Electric Fuel Energy and its parent company are making some bold claims about a new flow battery. If they can live up to those claims, other flow battery companies may have some stiff competition.
Flow batteries provide long-duration electrochemical storage with the promise of 10-hour-plus discharge times.
“Flow batteries are particularly suited for applications that require long-discharge durations, such as load-shifting. The majority of flow battery deployments in the U.S. thus far have been utility-scale systems," explained Brett Simon, a storage analyst with GTM Research.
Flow batteries come in a variety of types, championed by different industry players. UniEnergy, Imergy and CellCube are in the vanadium space; iron chromium is the chemistry favored by EnerVault; Primus Power has a zinc-bromide battery; EnSync and Redflow specialize in zinc-bromine technology.
Electric Fuel Energy (EFE) is based in Israel, wholly owned by U.S.-based Arotech Corporation and run by CEO Ronen Badichi, who is also president of Arotech’s Power Systems Division. In a recent interview with GTM, Badichi pointed out that EFE is part of a company with 20+ years of experience in batteries -- and not reliant on angel investors -- giving it a key advantage.
That relationship and experience allowed the company to solve problems faster. “The goal was to create a very low-cost battery that, combined with renewable energy, could compete with diesel generation,” said Badichi.
EFE’s battery has a proprietary iron anode and ferro-ferricyanide aqueous couple cathode. “Both have been in use a very long time,” said Badichi. “What we managed to do is to get the two to work together.”
The electrolyte, he said, is a harmless, inexpensive, unregulated organic solution frequently used as a food additive.
The end result will be a container-sized 150-kilowatt flow battery unit that delivers storage at a price of between $250 and $300 per kilowatt-hour, he claimed. Badichi also said his company intends to target developing economies, where the grid systems are weak and isolated, and also off-grid markets, including island communities. (This is where competitor Imergy has focused.)
“Places with stronger grids, such as Europe and the U.S., would not be our first choice -- but if and when subsidies for existing storage are dropped and existing storage needs to be retired, maybe there would be possibilities,” he said.
EFE is hoping to have a field demonstration project up and running by the end of this year, adding four more in 2017 and 2018; a full commercial launch is planned for 2019. The first production facility, based in Israel, is currently under construction, Badichi said.
If it does enter the market, EFE faces competition on at least three fronts. First, the current installed base of battery energy storage is predominantly lithium-ion. It has a deep advantage as a technology with a long track record.
Badichi countered that his company's flow battery can out-compete the current technology on price, even with very low economies of scale: “We don’t need a 50-gigawatt plant to make our product competitive,” he said, clearly referring to Tesla’s Gigafactory in Nevada. The battery should also have a lifespan around twice as long as current lithium-ion deployments.
Also, like other flow batteries with their typically long charging and discharging cycles, the technology can be used in areas less suited to lithium-ion. The product wouldn’t, for example, be targeting the crowded frequency-response market. “We are in the lithium battery business ourselves, so we’re well aware of what they can do -- and what they can’t,” he said.
The second challenge comes from other flow battery providers. Many are already deploying product and are much further down the development pipeline than EFE’s iron cell.
The company’s big advantage here is its technology’s ecological and safety credentials, said Badichi. To quote his company’s website: “The Iron Flow Battery offers superior safety and sound environmental characteristics...in sharp contrast to batteries based on bromine, vanadium or strong acids."
The iron flow battery also avoids plating and dendrite formation, which affects some other types of flow batteries, adding to their maintenance costs, according to EFE.
Given all these factors, how do EFE’s claims stack up? What are its chances of commercial success?
Dean Frankel, an analyst at Lux Research, has been following Arotech’s efforts in developing an iron flow battery for the last three years. It's a company with solid energy storage credentials, and any proposal it has should not be dismissed out of hand, he said.

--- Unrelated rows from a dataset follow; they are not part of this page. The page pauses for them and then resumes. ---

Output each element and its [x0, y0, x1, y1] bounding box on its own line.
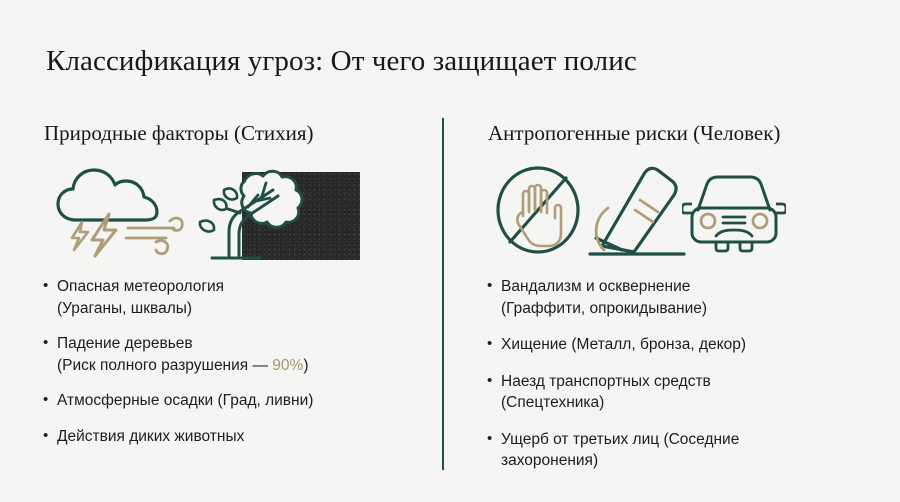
bullet-list-natural: Опасная метеорология (Ураганы, шквалы) П…: [42, 276, 422, 447]
bullet-line-2-suffix: ): [303, 357, 308, 374]
column-heading-anthropogenic: Антропогенные риски (Человек): [488, 110, 876, 146]
bullet-line-1: Хищение (Металл, бронза, декор): [501, 336, 746, 353]
list-item: Ущерб от третьих лиц (Соседние захоронен…: [486, 429, 876, 472]
column-anthropogenic-risks: Антропогенные риски (Человек): [486, 110, 876, 480]
list-item: Падение деревьев (Риск полного разрушени…: [42, 333, 422, 376]
icon-row-anthropogenic: [486, 156, 876, 260]
car-front-icon: [682, 170, 786, 254]
page-title: Классификация угроз: От чего защищает по…: [46, 43, 637, 79]
list-item: Хищение (Металл, бронза, декор): [486, 334, 876, 356]
bullet-line-1: Ущерб от третьих лиц (Соседние: [501, 431, 739, 448]
bullet-list-anthropogenic: Вандализм и осквернение (Граффити, опрок…: [486, 276, 876, 472]
bullet-line-1: Падение деревьев: [57, 335, 193, 352]
columns-container: Природные факторы (Стихия): [0, 110, 900, 480]
bullet-line-1: Атмосферные осадки (Град, ливни): [57, 392, 313, 409]
bullet-line-1: Действия диких животных: [57, 428, 244, 445]
column-divider: [442, 118, 444, 470]
bullet-line-2: (Граффити, опрокидывание): [501, 298, 876, 320]
bullet-line-2-prefix: (Риск полного разрушения —: [57, 357, 272, 374]
list-item: Вандализм и осквернение (Граффити, опрок…: [486, 276, 876, 319]
storm-cloud-lightning-wind-icon: [46, 158, 188, 258]
bullet-line-2: (Ураганы, шквалы): [57, 298, 422, 320]
falling-tree-icon: [182, 160, 312, 260]
icon-row-natural: [42, 156, 422, 260]
bullet-line-1: Опасная метеорология: [57, 278, 224, 295]
column-natural-factors: Природные факторы (Стихия): [42, 110, 422, 480]
bullet-line-2: (Риск полного разрушения — 90%): [57, 355, 422, 377]
toppling-tombstone-icon: [586, 158, 692, 258]
risk-percentage-highlight: 90%: [272, 357, 303, 374]
bullet-line-2: (Спецтехника): [501, 392, 876, 414]
bullet-line-1: Вандализм и осквернение: [501, 278, 690, 295]
bullet-line-2: захоронения): [501, 450, 876, 472]
list-item: Атмосферные осадки (Град, ливни): [42, 390, 422, 412]
bullet-line-1: Наезд транспортных средств: [501, 373, 711, 390]
slide-root: Классификация угроз: От чего защищает по…: [0, 0, 900, 502]
no-hand-prohibition-icon: [492, 164, 584, 256]
list-item: Действия диких животных: [42, 426, 422, 448]
list-item: Наезд транспортных средств (Спецтехника): [486, 371, 876, 414]
column-heading-natural: Природные факторы (Стихия): [44, 110, 422, 146]
list-item: Опасная метеорология (Ураганы, шквалы): [42, 276, 422, 319]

He does urge caution, however. Frankel notes that the projected price of between $250 and $300 per kilowatt-hour is very aggressive -- especially when talking about a fully installed unit that includes installer profit, inverters, shipping and the cost of land: “For a system, without power electronics and without installation, it is believable but still aggressive.”
Energy Storage Systems, which is planning on deploying iron flow batteries for $500 per kilowatt-hour, has a more realistic target when taking into account real-world conditions, said Frankel. But even that figure is ambitious.
Frankel also sees the dominance of lithium-ion technology as a potential obstacle for any flow battery company seeking to break into the stationary energy storage market. As he points out, there were three orders of magnitude more lithium-ion batteries in operation in 2015 than flow batteries. And as the production of lithium-ion ramps up, prices continue to plummet.
Frankel acknowledges that flow batteries generally should have a big advantage in price -- if they have a chance to prove themselves.
Correction: this article incorrectly labeled EnSync as ZBB.